Mais uma vez senhor sociólogo, a sua sociologia não foi aprimorada para nossa sociedade conforme demonstra acima. Se a presença constritora da lei, religiosa e civil plasmasse os grupos e indivíduos, delimitando os comportamentos graças à força punitiva do castigo exterior e do sentimento interior de pecado, se arraigasse em nossas plagas, onde o senhor acredita que estaria dormindo hoje com ou sem barulho?

Mas essa é precisamente a questão: estamos assistindo ao desdobramento da marcha da insensatez, recuando no tempo, para mergulharmos no que há de pior do "homem cordial" tão criticado por Sérgio Buarque como oposto à democracia, na troca tradicional de favores, na concepção de que "aos amigos tudo, aos inimigos a lei", na confusão entre público e privado e no patrimonialismo moderno que resulta em sanguessugas e mensaleiros. Isso tudo sob as vistas cínicas e prenhes de bonomia do Grande Padrinho, que, acima do bem e do mal, preside não o Brasil, mas a "República da malandragem". Essa, para parafrasear os desiludidos com a República de 1889, não é a República de meus sonhos, nem a da maioria dos brasileiros.

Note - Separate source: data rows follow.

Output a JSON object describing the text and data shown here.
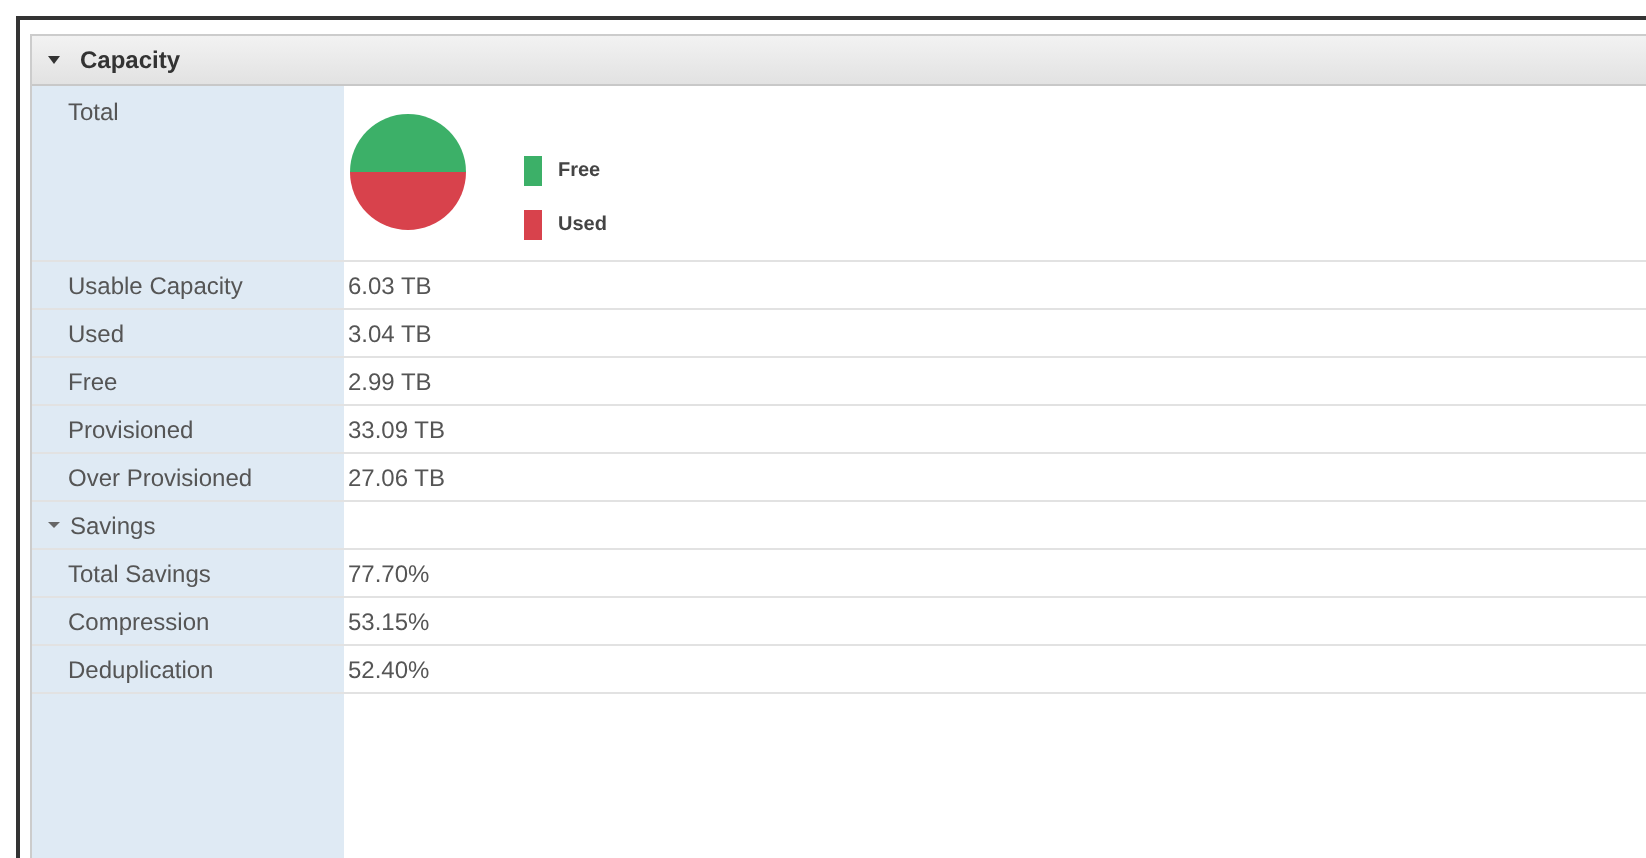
{
  "panel": {
    "title": "Capacity",
    "expanded": true
  },
  "total": {
    "label": "Total",
    "legend": [
      {
        "label": "Free",
        "color": "#3cb068"
      },
      {
        "label": "Used",
        "color": "#d8424c"
      }
    ]
  },
  "rows": [
    {
      "kind": "field",
      "label": "Usable Capacity",
      "value": "6.03 TB"
    },
    {
      "kind": "field",
      "label": "Used",
      "value": "3.04 TB"
    },
    {
      "kind": "field",
      "label": "Free",
      "value": "2.99 TB"
    },
    {
      "kind": "field",
      "label": "Provisioned",
      "value": "33.09 TB"
    },
    {
      "kind": "field",
      "label": "Over Provisioned",
      "value": "27.06 TB"
    },
    {
      "kind": "group",
      "label": "Savings",
      "expanded": true
    },
    {
      "kind": "field",
      "label": "Total Savings",
      "value": "77.70%"
    },
    {
      "kind": "field",
      "label": "Compression",
      "value": "53.15%"
    },
    {
      "kind": "field",
      "label": "Deduplication",
      "value": "52.40%"
    }
  ]
}
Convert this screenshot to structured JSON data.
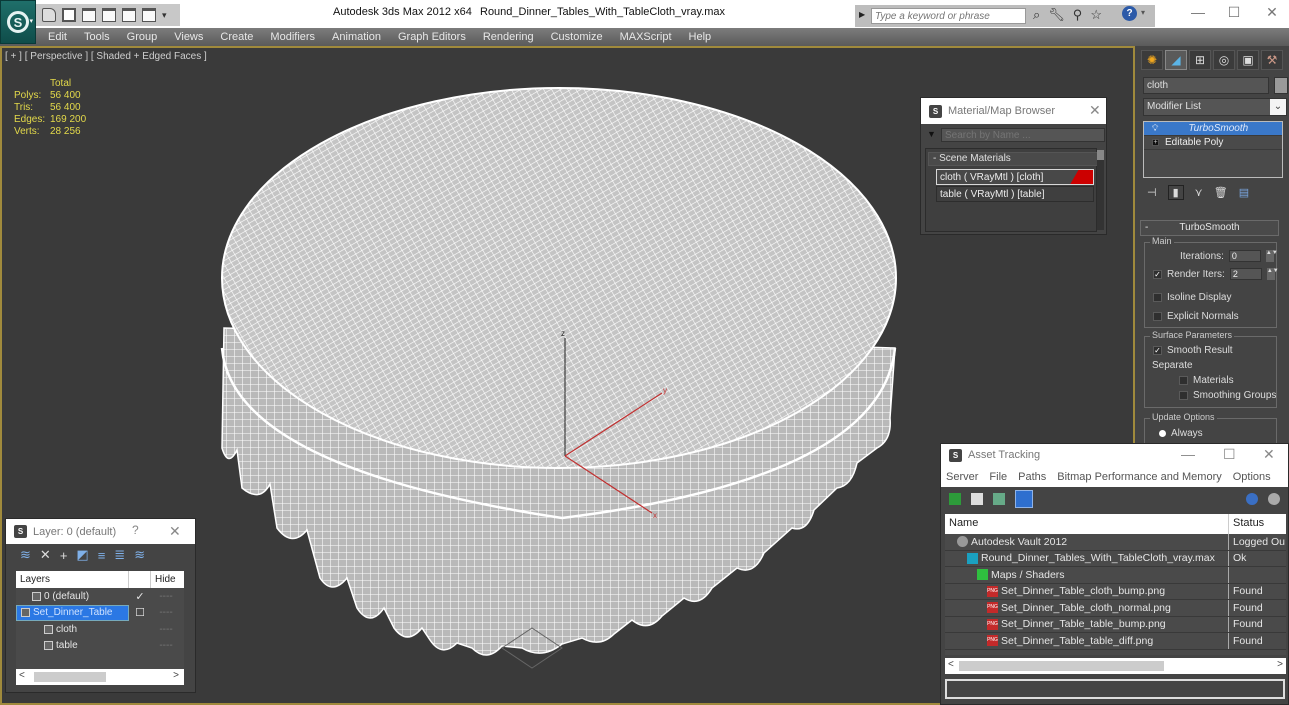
{
  "window": {
    "app_title": "Autodesk 3ds Max  2012 x64",
    "file_title": "Round_Dinner_Tables_With_TableCloth_vray.max",
    "search_placeholder": "Type a keyword or phrase",
    "app_button_icon": "3dsmax-logo-icon",
    "quick_access_icons": [
      "new-scene-icon",
      "open-file-icon",
      "save-file-icon",
      "undo-icon",
      "redo-icon",
      "project-folder-icon",
      "customize-dropdown-icon"
    ],
    "search_icons": [
      "binoculars-icon",
      "wrench-icon",
      "satellite-icon",
      "star-icon"
    ],
    "help_label": "?",
    "controls": {
      "minimize": "—",
      "maximize": "☐",
      "close": "✕"
    }
  },
  "menubar": [
    "Edit",
    "Tools",
    "Group",
    "Views",
    "Create",
    "Modifiers",
    "Animation",
    "Graph Editors",
    "Rendering",
    "Customize",
    "MAXScript",
    "Help"
  ],
  "viewport": {
    "label": "[ + ] [ Perspective ] [ Shaded + Edged Faces ]",
    "stats": {
      "header": "Total",
      "rows": [
        {
          "k": "Polys:",
          "v": "56 400"
        },
        {
          "k": "Tris:",
          "v": "56 400"
        },
        {
          "k": "Edges:",
          "v": "169 200"
        },
        {
          "k": "Verts:",
          "v": "28 256"
        }
      ]
    },
    "gizmo": {
      "z": "z",
      "y": "y",
      "x": "x"
    }
  },
  "command_panel": {
    "tabs": [
      "create-icon",
      "modify-icon",
      "hierarchy-icon",
      "motion-icon",
      "display-icon",
      "utilities-icon"
    ],
    "active_tab": 1,
    "object_name": "cloth",
    "modifier_list": "Modifier List",
    "stack": [
      {
        "label": "TurboSmooth",
        "selected": true
      },
      {
        "label": "Editable Poly",
        "selected": false
      }
    ],
    "stack_tools": [
      "pin-stack-icon",
      "show-end-result-icon",
      "make-unique-icon",
      "remove-modifier-icon",
      "configure-sets-icon"
    ],
    "turbosmooth": {
      "title": "TurboSmooth",
      "collapse": "-",
      "main_group": "Main",
      "iterations_label": "Iterations:",
      "iterations_value": "0",
      "render_iters_label": "Render Iters:",
      "render_iters_value": "2",
      "render_iters_checked": true,
      "isoline_label": "Isoline Display",
      "isoline_checked": false,
      "explicit_normals_label": "Explicit Normals",
      "explicit_normals_checked": false,
      "surface_group": "Surface Parameters",
      "smooth_result_label": "Smooth Result",
      "smooth_result_checked": true,
      "separate_label": "Separate",
      "materials_label": "Materials",
      "materials_checked": false,
      "smoothing_groups_label": "Smoothing Groups",
      "smoothing_groups_checked": false,
      "update_group": "Update Options",
      "always_label": "Always"
    }
  },
  "material_browser": {
    "title": "Material/Map Browser",
    "search_placeholder": "Search by Name ...",
    "group": "- Scene Materials",
    "items": [
      {
        "label": "cloth  ( VRayMtl ) [cloth]",
        "selected": true,
        "swatch": "#cc0000"
      },
      {
        "label": "table  ( VRayMtl ) [table]",
        "selected": false
      }
    ]
  },
  "asset_tracking": {
    "title": "Asset Tracking",
    "menu": [
      "Server",
      "File",
      "Paths",
      "Bitmap Performance and Memory",
      "Options"
    ],
    "columns": [
      "Name",
      "Status"
    ],
    "rows": [
      {
        "name": "Autodesk Vault 2012",
        "status": "Logged Ou",
        "icon": "vault",
        "indent": 1
      },
      {
        "name": "Round_Dinner_Tables_With_TableCloth_vray.max",
        "status": "Ok",
        "icon": "max",
        "indent": 2
      },
      {
        "name": "Maps / Shaders",
        "status": "",
        "icon": "maps",
        "indent": 3
      },
      {
        "name": "Set_Dinner_Table_cloth_bump.png",
        "status": "Found",
        "icon": "png",
        "indent": 4
      },
      {
        "name": "Set_Dinner_Table_cloth_normal.png",
        "status": "Found",
        "icon": "png",
        "indent": 4
      },
      {
        "name": "Set_Dinner_Table_table_bump.png",
        "status": "Found",
        "icon": "png",
        "indent": 4
      },
      {
        "name": "Set_Dinner_Table_table_diff.png",
        "status": "Found",
        "icon": "png",
        "indent": 4
      }
    ],
    "png_badge": "PNG"
  },
  "layer_manager": {
    "title": "Layer: 0 (default)",
    "help": "?",
    "close": "✕",
    "toolbar": [
      "create-layer-icon",
      "delete-layer-icon",
      "add-to-layer-icon",
      "select-objects-icon",
      "highlight-layer-icon",
      "hide-all-icon",
      "freeze-all-icon"
    ],
    "columns": [
      "Layers",
      "",
      "Hide"
    ],
    "rows": [
      {
        "name": "0 (default)",
        "current": "✓",
        "hide": "----",
        "selected": false,
        "indent": 1
      },
      {
        "name": "Set_Dinner_Table",
        "current": "☐",
        "hide": "----",
        "selected": true,
        "indent": 0
      },
      {
        "name": "cloth",
        "current": "",
        "hide": "----",
        "selected": false,
        "indent": 2
      },
      {
        "name": "table",
        "current": "",
        "hide": "----",
        "selected": false,
        "indent": 2
      }
    ]
  },
  "colors": {
    "viewport_bg": "#3a3a3a",
    "viewport_border": "#a08a3c",
    "stats_text": "#e3d94a",
    "selection_blue": "#3a78c9",
    "wireframe": "#ffffff"
  }
}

Senhor sociólogo, tenho observado que adoras usar frases copiadas de outros autores, pare com isto, os anos de sociologia já deveriam permiti-lhe, suas próprias argumentações. Finalmente, puxe por sua memória, não imaginação, relembre honestamente de seus oito anos na presidência, e com certeza terá um outro conceito da “República da malandragem”

[1] Antonio Candido, "A dialética da malandragem", in: O discurso e a cidade, São Paulo, Duas Cidades, 3ª edição. As citações entre aspas são desse ensaio

Fernando Henrique Cardoso
Sociólogo, foi presidente da República


Paulo Nolasco de Andrade, Gestor empresarial, continua sendo um cidadão que luta por um país mais justo e digno.